Sie wolle „aufrichtig und demütig“ Kritik annehmen und Verbesserungen im Dienste der Öffentlichkeit erzielen, hieß es in einer Mitteilung von Lam am Sonntag. Die Regierung habe verstanden, dass viele Menschen aus „Sorge und Liebe“ zu Hongkong gegen das Gesetz auf die Straße gegangen seien. Am Donnerstag hatte Lam die Proteste noch als „Aufruhr“ und „eindeutig organisiert“ bezeichnet. Für diese Äußerungen oder die Polizeigewalt entschuldigte sie sich nicht.
Die heute 62-Jährige ist seit Juli 2017 im Amt. Sie ist die erste Regierungschefin in der chinesischen Sonderverwaltungszone. Den Amtseid nahm ihr Chinas Präsident Xi Jinping ab. Peking drückte am Samstag für die Entscheidung Lams „Unterstützung, Respekt und Verständnis“ aus, wie es in einer Mitteilung des chinesischen Außenministeriums hieß.
Auslieferungsgesetz nach Massenprotesten vorerst auf Eis gelegt
Nach Massenprotesten in den vergangenen Tagen hatte Lam am Samstag angekündigt, Beratungen über das Gesetz vorerst auszusetzen. Eigentlich sollte die Peking-treue Parlamentsmehrheit das Gesetz am kommenden Donnerstag annehmen. Lam begründete ihre Entscheidung damit, dass es in der Öffentlichkeit immer noch Bedenken und Zweifel an der Gesetzesvorlage gebe. Außerdem müsse wieder Ruhe in die Stadt einziehen.
Das Auslieferungsgesetz würde Hongkongs Behörden erlauben, von China verdächtigte und gesuchte Personen an die Volksrepublik auszuliefern. Kritiker warnen, Chinas Justiz sei nicht unabhängig und diene als Werkzeug der politischen Verfolgung. Auch drohten Folter und Misshandlungen.
„Diese Gesetzesvorlage wird Auswirkungen auf Hongkongs Zukunft haben, und ich bin erst 19 Jahre alt“, sagte Demonstrantin Christy Cheng. „Ich denke, Carrie Lam schuldet uns eine Entschuldigung“, sagte die 23-Jährige Maggie Suen, die sich ebenfalls dem Protestmarsch angeschlossen hatte.
Bei einem Massenprotest vor einer Woche hatten nach unterschiedlichen Schätzungen zwischen Hunderttausenden und einer Million Hongkonger gegen das Vorhaben der Regierung demonstriert.

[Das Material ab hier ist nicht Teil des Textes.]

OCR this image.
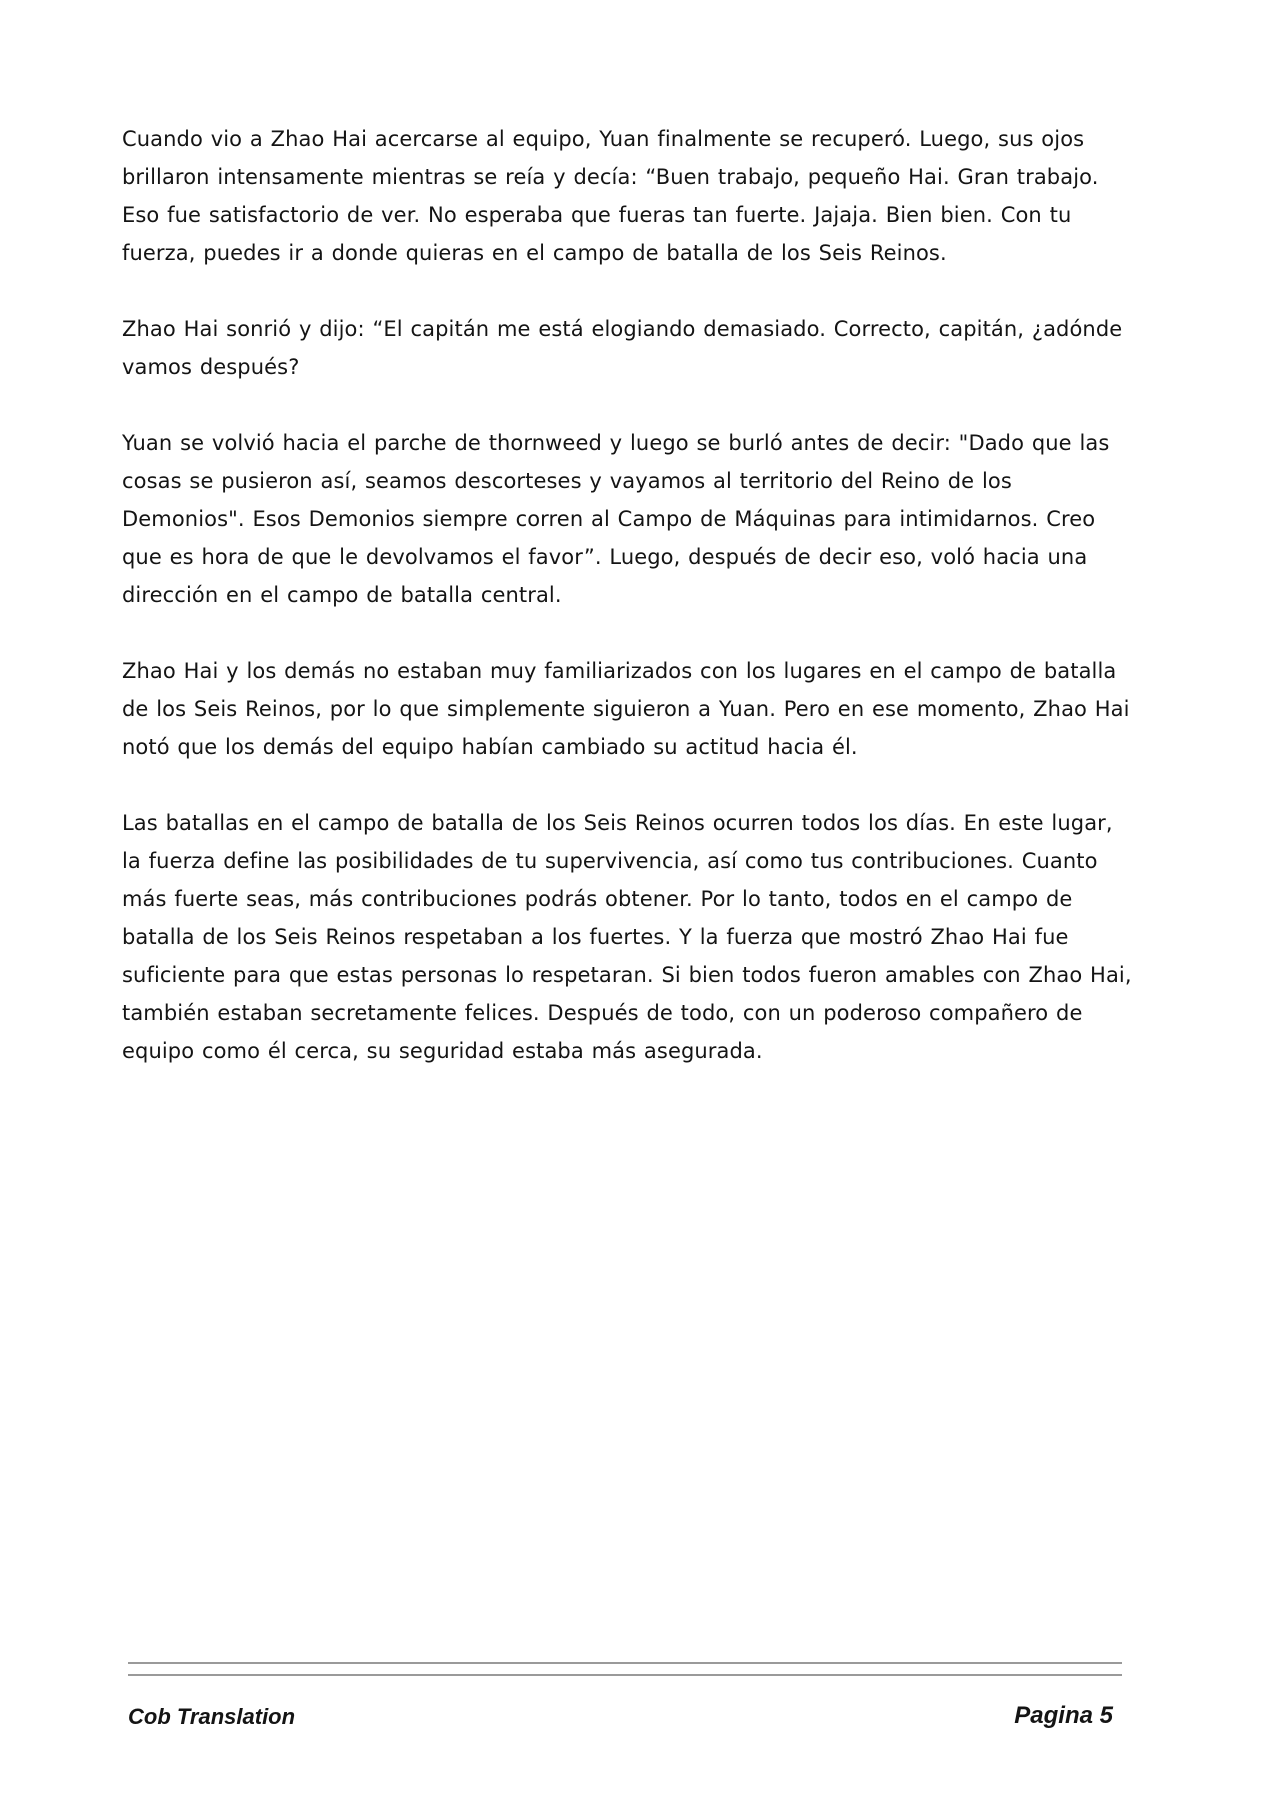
Cuando vio a Zhao Hai acercarse al equipo, Yuan finalmente se recuperó. Luego, sus ojos brillaron intensamente mientras se reía y decía: “Buen trabajo, pequeño Hai. Gran trabajo. Eso fue satisfactorio de ver. No esperaba que fueras tan fuerte. Jajaja. Bien bien. Con tu fuerza, puedes ir a donde quieras en el campo de batalla de los Seis Reinos.

Zhao Hai sonrió y dijo: “El capitán me está elogiando demasiado. Correcto, capitán, ¿adónde vamos después?

Yuan se volvió hacia el parche de thornweed y luego se burló antes de decir: "Dado que las cosas se pusieron así, seamos descorteses y vayamos al territorio del Reino de los Demonios". Esos Demonios siempre corren al Campo de Máquinas para intimidarnos. Creo que es hora de que le devolvamos el favor”. Luego, después de decir eso, voló hacia una dirección en el campo de batalla central.

Zhao Hai y los demás no estaban muy familiarizados con los lugares en el campo de batalla de los Seis Reinos, por lo que simplemente siguieron a Yuan. Pero en ese momento, Zhao Hai notó que los demás del equipo habían cambiado su actitud hacia él.

Las batallas en el campo de batalla de los Seis Reinos ocurren todos los días. En este lugar, la fuerza define las posibilidades de tu supervivencia, así como tus contribuciones. Cuanto más fuerte seas, más contribuciones podrás obtener. Por lo tanto, todos en el campo de batalla de los Seis Reinos respetaban a los fuertes. Y la fuerza que mostró Zhao Hai fue suficiente para que estas personas lo respetaran. Si bien todos fueron amables con Zhao Hai, también estaban secretamente felices. Después de todo, con un poderoso compañero de equipo como él cerca, su seguridad estaba más asegurada.

Cob Translation	Pagina 5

Es war nach Einschätzung von Beobachtern die größte Demonstration in Hongkong seit dem Protest gegen die blutige Niederschlagung der Demokratiebewegung in Peking vor drei Jahrzehnten am 4. Juni 1989. Danach kam es am Mittwoch zu schweren Zusammenstößen zwischen Polizei und Demonstranten, bei denen 81 Menschen verletzt wurden.
Mit einer weißen Blumen gedachten am Sonntag viele Menschen eines am Vortag gestorbenen Demonstranten. Hongkongs Polizei teilte auf Anfrage mit, dass es sich um einen Selbstmord gehandelt habe. Wie lokale Medien berichteten, war der Mann am Samstag auf ein Baugerüst an einem Einkaufszentrum geklettert, wo er zunächst Protestbanner gegen das Gesetz für Auslieferungen an China und Regierungschefin Lam anbrachte.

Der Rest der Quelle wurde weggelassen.